Higher Level MPI Features

A parallel program may not provide much benefit if only the computations are done in parallel. Disk I/O and message passing may also need be parallelized in order to avoid bottlenecks that will limit performance to serial speed.

Parallel Message Passing

Suppose we have 100 processes in an MPI job that all need the same data in order to begin their calculations. We could simply loop through them and send the data as follows:

for (rank = 1; rank < 100; ++rank)
{
    if ( MPI_Send(data, len, MPI_CHAR, rank, TAG, MPI_COMM_WORLD) !=
         MPI_SUCCESS )
    {
        ...
    }
}

The problem is, this is a serial operation that sends one message at a time, while many pathways through the network switch may be left idle. A typical network switch used in a cluster is capable of transmitting many messages between disjoint node pairs at the same time. For example, node 1 can send a message to node 5 at the same time node 4 sends a message to node 10.

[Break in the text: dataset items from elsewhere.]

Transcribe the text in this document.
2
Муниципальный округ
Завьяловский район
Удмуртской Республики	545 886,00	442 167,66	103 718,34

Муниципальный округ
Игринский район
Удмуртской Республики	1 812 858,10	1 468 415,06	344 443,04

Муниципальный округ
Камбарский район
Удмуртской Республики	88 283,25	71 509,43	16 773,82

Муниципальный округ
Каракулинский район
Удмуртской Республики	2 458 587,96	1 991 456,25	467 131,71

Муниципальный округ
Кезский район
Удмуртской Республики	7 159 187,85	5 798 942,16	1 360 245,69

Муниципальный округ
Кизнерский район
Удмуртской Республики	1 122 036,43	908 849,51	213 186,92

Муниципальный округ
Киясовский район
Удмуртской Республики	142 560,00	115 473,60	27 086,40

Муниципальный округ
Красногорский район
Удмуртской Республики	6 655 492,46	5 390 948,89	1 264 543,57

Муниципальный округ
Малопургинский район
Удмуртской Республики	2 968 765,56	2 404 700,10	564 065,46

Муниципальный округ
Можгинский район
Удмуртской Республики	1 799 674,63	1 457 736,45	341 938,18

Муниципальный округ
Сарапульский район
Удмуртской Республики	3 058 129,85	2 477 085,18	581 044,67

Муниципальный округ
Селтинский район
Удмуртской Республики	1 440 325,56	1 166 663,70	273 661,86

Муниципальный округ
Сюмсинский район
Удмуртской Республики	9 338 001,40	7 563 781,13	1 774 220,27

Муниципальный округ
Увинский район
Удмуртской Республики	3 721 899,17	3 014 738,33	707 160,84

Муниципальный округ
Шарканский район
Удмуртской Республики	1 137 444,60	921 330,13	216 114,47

If it ends up taking longer to distribute data to the processes than it does to do the computations on that data, then it's time to look for a different strategy.

A simple strategy to better utilize the network hardware might work as follows:

  1. Root process transmits data to process 1.
  2. Root process and process 1 transmit to processes 2 and 3 at the same time.
  3. Root process and processes 1, 2, and 3 can all transmit to processes 4, 5, 6, and 7 at the same time.
  4. ...and so on.

If the job uses a large number of processes, the limits of the network switch may be reached, but that's OK. If the switch is saturated, it will simply transmit the data as fast as it can. There is rarely any negative impact from a saturated network switch, other than increased response times for other processes, but this is why clusters have dedicated networks.

While this broadcast strategy is simple in concept, it can be tricky to program. Real world strategies take into account various different network architectures in an attempt to optimize throughput for specific hardware.

Fortunately, MPI offers a number of high-level routines such as MPI_Bcast(), MPI_Scatter(), and MPI_Gather(), which will provide good performance on most hardware, and certainly better than the serial loop above.

There may be cases where using routines designed for specific network switches can offer significantly better performance. However, this may mean sacrificing portability.

A big part of becoming a proficient MPI programmer is simply learning what MPI has to offer and choosing the right routines for your needs.

Self-test
  1. What is the easiest way to ensure reasonably good performance from your MPI programs?
  2. What problems are associated with overloading a cluster's dedicated network?
  3. Write an MPI program that solves a linear system of equations using an open source distributed parallel linear systems library.